Mark Rutte gilt zwischen Washington, Berlin und Paris als «sichere Wahl» in unsicheren Zeiten. Er ist der kleine gemeinsame Nenner, auf den man sich im Bündnis einigen kann. Mit dem Niederländer würde eine Personaldiskussion ein halbwegs glückliches Ende finden, die zuletzt das Image der Militärallianz zu beschädigen drohte. Mindestens zweimal schon musste Jens Stoltenberg zu einer Verlängerung gedrängt werden. Einmal, weil man sich im Bündnis auf keinen Nachfolger einigen konnte, und dann, weil kurz nach dem russischen Überfall auf die Ukraine ein Wechsel nicht opportun erschien.

Doch keine Frau

Halbwegs glücklich, weil eigentlich erstmals eine Frau den Job hätte bekommen sollen. Eine profilierte Kandidatin gibt es sogar, nämlich Estlands Regierungschefin Kaja Kallas. Sie warnt seit Jahren vor der Gefahr, die von Russland und Wladimir Putins imperialen Plänen ausgeht. Kein Wunder, hat Estland im Vergleich zur Wirtschaftsleistung mehr für die Unterstützung der Ukraine geleistet als alle anderen. Zuletzt hat Wladimir Putin die Regierungschefin sogar zur Fahndung ausgeschrieben.

Estlands Regierungschefin Kaja Kallas war auch als Nato-Generalsekretärin im Gespräch, ist aber einigen im Bündnis zu antirussisch.

Das hätte eigentlich Auszeichnung genug sein können, Kaja Kallas den Job an der Spitze der Nato zu geben. Doch einige im Bündnis finden, dass die Estin zu sehr Hardlinerin und ein rotes Tuch für Moskau ist. Die Wahl von Mark Rutte scheint deshalb eine ausgemachte Sache, auch wenn zuletzt noch Rumäniens Staatschef Klaus Johannis sein Interesse am Spitzenjob bekundet hat. Er kann auf die Unterstützung der Osteuropäer zählen, die darauf drängen, dass nun endlich ein Exponent der neuen Mitgliedsstaaten an der Reihe sei.
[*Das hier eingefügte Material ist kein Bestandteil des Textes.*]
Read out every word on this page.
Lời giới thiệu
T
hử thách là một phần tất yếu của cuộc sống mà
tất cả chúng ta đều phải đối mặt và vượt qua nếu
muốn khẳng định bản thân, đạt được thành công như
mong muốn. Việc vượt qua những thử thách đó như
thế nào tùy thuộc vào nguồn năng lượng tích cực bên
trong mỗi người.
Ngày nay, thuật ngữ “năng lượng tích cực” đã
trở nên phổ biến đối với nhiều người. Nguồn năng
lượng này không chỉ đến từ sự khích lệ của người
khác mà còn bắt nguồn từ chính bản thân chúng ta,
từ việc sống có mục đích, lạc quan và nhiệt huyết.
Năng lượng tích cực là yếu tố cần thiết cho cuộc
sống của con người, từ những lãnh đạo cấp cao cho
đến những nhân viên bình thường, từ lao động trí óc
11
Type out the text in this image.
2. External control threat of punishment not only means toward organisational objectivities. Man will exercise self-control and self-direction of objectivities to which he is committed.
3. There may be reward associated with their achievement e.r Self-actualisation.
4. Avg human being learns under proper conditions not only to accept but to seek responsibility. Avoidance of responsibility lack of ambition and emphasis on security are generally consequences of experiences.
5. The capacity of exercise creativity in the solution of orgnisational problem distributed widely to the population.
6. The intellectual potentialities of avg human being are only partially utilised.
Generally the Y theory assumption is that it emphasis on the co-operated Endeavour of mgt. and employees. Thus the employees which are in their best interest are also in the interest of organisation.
Mark Rutte muss in Osteuropa also noch Überzeugungsarbeit leisten. Das Auswahlverfahren für den Nato-Job ist fast so intransparent wie die Kür des Papstes im Vatikan. Es ist ein Posten, der diskret zwischen den Hauptstädten ausgehandelt wird, wobei das Wort des US-Präsidenten mehr Gewicht hat als alle anderen. Schliesslich steht und fällt das Bündnis mit den USA als grösster Militärmacht. In Brüssel möchte man die Wahl bis zum April treffen, also bevor nach der Europawahl der Postenschacher um die Europawahl losgeht. Der Nachfolger soll zudem rechtzeitig vor dem Nato-Gipfel zum 75. Gründungsjubiläum des Bündnisses im Juli feststehen.

Nur Orban ist länger im Amt

Doch was zeichnet Mark Rutte für den Job aus? Nur Viktor Orban ist in Europa länger im Amt. Entsprechend kennt der Niederländer alle Akteure, also auch Donald Trump, der möglicherweise vor einem Comeback als US-Präsident steht. Das kann ein Vorteil sein. Mark Rutte sei ein «herausragender Kandidat», wird der Regierungssprecher von Olaf Scholz zitiert. Der Niederländer habe «immense Erfahrung, grosse sicherheitspolitische Expertise und ein ausgeprägtes diplomatisches Geschick».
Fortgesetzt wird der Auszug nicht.